BY W.H. MAXWELL, ESQ.
* * * * *
CHAPTER I.
"_Malvolio._ 'Tis but fortune; all is fortune."
_Twelfth Night_.
"_Bassanio_. 'Tis not unknown to you, Antonio,
How much I have disabled my state.
By something showing a more swelling port
Than my faint means would grant continuance."
_Merchant of Venice_.
I am by birth an Irishman, and descended from an ancient family. I lay
no claim to any connection with Brian Boru, or Malichi, of the crown
of gold, a gentleman who, notwithstanding the poetical authority
of Tom Moore, we have some reason to believe during his long and
illustrious reign was never master of a crown sterling. My ancestor
was Colonel Hamilton, as stout a Cromwellian as ever led a squadron
of Noll's Ironsides to a charge.
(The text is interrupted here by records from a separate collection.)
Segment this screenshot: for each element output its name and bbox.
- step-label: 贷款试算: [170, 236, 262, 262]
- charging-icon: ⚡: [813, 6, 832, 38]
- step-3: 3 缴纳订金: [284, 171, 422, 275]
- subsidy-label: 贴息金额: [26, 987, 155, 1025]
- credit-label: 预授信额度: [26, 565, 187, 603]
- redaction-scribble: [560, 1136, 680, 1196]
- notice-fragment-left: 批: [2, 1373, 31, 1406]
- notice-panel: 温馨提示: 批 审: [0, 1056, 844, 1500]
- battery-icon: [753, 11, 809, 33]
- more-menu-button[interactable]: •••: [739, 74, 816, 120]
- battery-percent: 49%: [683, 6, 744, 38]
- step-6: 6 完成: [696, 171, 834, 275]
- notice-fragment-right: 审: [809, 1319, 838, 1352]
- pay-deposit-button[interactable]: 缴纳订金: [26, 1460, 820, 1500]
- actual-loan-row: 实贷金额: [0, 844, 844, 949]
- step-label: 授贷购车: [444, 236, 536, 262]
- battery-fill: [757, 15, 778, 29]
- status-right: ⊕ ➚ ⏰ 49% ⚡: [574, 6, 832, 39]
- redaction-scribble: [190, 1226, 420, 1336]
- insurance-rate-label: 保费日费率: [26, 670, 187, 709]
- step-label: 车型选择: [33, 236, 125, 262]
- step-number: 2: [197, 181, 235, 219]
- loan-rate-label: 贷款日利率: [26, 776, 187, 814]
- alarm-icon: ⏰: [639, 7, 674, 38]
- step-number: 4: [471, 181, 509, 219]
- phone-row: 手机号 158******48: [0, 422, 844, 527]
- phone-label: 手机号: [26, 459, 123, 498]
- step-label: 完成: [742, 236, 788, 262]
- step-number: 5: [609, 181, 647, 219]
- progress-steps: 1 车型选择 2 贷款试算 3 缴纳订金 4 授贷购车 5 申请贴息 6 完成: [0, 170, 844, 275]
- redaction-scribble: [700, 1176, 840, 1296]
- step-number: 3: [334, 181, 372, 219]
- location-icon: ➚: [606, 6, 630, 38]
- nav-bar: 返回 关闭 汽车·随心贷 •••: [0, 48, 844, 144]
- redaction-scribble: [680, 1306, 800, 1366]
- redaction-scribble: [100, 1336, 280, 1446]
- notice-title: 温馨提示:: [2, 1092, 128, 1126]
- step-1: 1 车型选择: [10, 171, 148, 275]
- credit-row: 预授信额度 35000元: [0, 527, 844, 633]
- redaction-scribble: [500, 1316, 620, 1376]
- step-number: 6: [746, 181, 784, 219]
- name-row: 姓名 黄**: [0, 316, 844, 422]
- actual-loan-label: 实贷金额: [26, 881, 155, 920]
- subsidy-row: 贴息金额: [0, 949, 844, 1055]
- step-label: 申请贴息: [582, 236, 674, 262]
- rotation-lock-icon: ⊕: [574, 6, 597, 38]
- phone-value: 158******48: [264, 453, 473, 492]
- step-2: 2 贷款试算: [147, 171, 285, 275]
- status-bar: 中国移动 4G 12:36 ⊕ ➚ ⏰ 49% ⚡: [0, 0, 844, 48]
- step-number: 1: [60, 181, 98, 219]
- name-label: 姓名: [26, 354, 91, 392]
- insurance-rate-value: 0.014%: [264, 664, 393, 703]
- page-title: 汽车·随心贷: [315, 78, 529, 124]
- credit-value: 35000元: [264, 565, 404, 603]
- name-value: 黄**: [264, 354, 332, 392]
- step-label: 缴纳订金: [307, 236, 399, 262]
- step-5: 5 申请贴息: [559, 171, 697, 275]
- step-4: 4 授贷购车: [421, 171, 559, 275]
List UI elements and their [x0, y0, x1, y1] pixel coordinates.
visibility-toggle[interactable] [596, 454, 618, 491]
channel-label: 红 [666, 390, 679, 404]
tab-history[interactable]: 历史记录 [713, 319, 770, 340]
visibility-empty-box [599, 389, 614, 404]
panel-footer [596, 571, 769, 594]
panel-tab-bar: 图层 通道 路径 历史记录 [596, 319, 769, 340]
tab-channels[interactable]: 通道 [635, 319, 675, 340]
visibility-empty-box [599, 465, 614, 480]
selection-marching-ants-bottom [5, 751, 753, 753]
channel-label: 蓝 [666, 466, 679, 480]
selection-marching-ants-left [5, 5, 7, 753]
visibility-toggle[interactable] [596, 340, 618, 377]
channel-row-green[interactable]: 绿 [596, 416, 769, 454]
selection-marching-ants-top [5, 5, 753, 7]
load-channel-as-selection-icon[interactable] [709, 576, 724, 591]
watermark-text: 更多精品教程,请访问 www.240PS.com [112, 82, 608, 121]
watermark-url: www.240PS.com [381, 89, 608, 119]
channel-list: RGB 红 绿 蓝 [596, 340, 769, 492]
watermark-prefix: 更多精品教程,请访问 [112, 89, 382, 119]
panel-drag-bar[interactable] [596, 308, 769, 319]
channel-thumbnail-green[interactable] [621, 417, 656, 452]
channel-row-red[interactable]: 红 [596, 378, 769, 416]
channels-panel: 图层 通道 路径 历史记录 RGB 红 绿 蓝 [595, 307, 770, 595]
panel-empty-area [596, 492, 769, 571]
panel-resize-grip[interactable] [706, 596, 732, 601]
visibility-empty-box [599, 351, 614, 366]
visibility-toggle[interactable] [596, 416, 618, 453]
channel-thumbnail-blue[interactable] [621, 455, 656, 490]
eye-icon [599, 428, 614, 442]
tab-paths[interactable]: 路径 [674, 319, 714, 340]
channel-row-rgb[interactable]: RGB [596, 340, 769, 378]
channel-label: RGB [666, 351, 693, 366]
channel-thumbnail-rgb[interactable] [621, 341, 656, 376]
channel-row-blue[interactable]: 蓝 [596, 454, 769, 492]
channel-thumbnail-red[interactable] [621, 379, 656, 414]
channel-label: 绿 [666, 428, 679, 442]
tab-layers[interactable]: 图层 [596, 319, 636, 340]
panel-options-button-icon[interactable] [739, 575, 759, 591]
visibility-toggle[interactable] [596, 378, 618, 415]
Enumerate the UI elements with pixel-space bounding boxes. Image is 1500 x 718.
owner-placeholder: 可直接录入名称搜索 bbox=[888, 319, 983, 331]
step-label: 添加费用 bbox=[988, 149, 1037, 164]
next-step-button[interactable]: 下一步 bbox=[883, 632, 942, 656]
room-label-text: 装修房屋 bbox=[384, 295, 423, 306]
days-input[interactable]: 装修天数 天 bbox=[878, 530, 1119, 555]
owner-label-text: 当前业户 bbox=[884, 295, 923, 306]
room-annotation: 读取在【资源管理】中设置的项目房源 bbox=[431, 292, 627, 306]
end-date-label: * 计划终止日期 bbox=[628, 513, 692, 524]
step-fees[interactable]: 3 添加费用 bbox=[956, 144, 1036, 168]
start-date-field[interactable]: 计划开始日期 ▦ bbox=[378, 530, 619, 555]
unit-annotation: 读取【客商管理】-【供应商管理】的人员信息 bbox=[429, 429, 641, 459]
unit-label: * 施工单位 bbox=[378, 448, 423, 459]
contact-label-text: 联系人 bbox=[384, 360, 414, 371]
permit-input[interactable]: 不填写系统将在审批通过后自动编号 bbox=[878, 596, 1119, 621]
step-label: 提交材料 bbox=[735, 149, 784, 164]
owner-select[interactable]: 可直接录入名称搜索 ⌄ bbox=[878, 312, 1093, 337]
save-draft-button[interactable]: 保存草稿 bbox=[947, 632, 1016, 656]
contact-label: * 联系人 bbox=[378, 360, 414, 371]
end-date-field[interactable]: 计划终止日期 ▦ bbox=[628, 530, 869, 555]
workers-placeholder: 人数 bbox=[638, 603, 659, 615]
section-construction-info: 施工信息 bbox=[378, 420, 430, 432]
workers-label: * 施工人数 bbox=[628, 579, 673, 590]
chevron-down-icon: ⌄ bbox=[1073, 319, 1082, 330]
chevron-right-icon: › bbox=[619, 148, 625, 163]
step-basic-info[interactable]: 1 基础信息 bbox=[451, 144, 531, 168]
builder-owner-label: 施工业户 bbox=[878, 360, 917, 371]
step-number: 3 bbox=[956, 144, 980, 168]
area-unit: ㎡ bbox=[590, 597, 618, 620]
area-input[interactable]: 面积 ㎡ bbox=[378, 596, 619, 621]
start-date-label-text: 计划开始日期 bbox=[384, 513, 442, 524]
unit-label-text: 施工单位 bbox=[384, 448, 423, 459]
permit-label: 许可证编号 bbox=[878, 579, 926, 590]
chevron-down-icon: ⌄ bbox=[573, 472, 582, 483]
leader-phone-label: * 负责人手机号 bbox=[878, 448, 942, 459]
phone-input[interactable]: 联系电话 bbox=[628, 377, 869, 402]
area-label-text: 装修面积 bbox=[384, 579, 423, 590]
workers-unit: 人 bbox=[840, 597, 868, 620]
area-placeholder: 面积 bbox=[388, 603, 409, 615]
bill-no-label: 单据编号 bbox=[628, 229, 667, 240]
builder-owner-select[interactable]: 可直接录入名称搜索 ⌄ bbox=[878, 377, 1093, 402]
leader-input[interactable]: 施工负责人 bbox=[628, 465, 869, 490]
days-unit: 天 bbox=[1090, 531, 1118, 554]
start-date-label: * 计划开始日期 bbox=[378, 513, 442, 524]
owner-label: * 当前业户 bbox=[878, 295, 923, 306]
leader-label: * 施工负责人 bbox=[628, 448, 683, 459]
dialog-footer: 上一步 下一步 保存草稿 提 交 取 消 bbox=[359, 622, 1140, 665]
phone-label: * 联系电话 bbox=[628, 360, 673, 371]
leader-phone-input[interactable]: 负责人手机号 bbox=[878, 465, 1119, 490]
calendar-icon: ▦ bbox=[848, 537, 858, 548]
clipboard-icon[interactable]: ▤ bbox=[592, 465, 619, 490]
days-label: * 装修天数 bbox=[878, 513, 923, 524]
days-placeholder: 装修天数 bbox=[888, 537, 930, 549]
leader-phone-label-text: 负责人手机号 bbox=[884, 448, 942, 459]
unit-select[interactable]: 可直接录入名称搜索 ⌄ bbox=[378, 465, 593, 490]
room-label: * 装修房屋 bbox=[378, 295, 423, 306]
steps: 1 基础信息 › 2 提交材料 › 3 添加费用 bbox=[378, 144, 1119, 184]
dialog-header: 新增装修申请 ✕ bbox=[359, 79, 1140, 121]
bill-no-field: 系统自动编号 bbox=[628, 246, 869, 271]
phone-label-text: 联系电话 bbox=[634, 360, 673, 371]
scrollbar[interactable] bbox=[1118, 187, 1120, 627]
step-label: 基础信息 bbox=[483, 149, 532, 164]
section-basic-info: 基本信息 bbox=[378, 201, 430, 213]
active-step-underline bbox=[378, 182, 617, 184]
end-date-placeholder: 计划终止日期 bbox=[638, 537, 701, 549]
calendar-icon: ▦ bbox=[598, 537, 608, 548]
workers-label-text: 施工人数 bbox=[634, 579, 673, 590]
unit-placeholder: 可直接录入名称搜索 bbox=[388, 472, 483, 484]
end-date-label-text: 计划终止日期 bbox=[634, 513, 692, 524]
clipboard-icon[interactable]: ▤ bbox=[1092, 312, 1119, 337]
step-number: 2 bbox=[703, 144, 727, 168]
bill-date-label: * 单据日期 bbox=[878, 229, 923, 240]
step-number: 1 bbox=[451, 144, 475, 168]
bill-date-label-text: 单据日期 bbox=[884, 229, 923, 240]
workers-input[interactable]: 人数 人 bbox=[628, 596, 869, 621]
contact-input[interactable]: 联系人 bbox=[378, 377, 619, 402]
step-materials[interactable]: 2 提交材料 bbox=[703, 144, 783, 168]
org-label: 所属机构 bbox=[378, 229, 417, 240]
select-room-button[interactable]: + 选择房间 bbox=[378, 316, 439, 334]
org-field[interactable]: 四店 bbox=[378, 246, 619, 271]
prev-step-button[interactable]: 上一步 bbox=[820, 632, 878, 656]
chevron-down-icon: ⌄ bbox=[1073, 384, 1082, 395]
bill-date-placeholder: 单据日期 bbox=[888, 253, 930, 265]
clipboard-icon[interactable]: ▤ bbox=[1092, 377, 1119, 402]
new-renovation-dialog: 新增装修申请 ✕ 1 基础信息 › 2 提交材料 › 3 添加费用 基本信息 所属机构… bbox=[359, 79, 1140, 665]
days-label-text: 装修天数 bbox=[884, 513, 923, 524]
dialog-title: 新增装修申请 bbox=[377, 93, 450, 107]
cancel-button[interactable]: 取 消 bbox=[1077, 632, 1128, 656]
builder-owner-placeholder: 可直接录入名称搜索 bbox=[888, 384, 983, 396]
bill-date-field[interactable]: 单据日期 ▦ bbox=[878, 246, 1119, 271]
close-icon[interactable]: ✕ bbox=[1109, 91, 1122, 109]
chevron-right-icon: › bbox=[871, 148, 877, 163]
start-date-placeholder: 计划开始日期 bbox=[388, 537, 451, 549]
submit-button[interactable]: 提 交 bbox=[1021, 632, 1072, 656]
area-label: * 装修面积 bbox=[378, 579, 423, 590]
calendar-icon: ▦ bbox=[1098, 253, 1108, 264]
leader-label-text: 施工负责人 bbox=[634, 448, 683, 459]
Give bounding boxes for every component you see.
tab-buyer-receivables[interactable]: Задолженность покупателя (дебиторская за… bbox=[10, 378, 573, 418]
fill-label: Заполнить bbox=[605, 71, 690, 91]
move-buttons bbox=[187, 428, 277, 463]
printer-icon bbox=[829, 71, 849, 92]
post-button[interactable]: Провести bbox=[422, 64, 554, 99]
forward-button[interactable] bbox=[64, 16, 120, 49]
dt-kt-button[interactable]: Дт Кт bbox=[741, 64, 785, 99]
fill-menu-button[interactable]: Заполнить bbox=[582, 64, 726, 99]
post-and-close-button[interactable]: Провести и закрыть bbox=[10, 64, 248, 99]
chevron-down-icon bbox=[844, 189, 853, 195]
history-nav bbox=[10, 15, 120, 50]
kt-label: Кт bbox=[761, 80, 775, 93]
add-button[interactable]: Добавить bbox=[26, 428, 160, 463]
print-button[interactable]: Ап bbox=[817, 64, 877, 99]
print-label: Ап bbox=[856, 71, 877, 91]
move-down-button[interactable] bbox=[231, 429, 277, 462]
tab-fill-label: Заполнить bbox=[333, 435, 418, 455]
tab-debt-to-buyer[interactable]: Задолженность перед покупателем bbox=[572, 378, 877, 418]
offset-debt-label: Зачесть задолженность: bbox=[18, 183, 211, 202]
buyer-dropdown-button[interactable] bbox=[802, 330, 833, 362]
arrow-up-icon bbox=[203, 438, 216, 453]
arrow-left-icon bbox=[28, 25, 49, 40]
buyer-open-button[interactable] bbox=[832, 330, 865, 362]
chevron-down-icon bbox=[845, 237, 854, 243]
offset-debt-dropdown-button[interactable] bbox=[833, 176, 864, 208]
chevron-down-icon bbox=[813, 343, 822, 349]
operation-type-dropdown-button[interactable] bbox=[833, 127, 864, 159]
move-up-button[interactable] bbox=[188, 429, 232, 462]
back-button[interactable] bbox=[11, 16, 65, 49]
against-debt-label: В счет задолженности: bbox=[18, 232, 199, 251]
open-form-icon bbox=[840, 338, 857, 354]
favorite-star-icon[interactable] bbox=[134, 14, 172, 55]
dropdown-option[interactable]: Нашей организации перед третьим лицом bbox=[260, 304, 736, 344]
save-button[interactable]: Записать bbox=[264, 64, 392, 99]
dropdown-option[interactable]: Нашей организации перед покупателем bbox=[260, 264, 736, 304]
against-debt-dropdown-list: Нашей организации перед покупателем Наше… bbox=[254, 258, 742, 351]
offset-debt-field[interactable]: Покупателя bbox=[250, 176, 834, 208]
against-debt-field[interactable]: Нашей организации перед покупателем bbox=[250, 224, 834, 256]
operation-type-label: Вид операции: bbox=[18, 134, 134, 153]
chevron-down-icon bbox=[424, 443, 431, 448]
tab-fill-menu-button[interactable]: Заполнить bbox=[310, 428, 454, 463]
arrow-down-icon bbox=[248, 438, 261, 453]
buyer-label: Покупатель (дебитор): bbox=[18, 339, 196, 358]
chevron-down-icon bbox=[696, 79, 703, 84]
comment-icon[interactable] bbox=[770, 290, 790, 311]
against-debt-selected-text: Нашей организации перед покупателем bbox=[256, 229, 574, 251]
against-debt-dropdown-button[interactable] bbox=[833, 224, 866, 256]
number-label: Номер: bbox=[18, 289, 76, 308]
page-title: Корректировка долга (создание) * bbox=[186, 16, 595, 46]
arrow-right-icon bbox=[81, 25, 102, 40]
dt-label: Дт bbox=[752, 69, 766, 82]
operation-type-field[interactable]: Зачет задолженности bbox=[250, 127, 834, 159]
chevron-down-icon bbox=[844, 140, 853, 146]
If my education was not of the
first order, it was for no lack of instructors. My father, a half-pay
dragoon, had me on the pig-skin before my legs were long enough to
reach the saddle-skirt; the keeper, in proper time, taught me to
shoot: a retired gentleman, _olim_, of the Welsh fusileers, with a
single leg and sixty pounds per annum, paid quarterly by Greenwood
and Cox, indoctrinated me in the mystery of tying a fly, and casting
the same correctly. The curate--the least successful of the lot,
poor man--did his best to communicate Greek and Latin, and my cousin
Constance gave me my first lessons in the art of love. All were able
professors in their way, but cousin Constance was infinitely the most
agreeable.
I am by accident an only son. My mother, in two years after she had
sworn obedience at the altar, presented her liege lord with a couple
of pledges of connubial love, and the gender of both was masculine.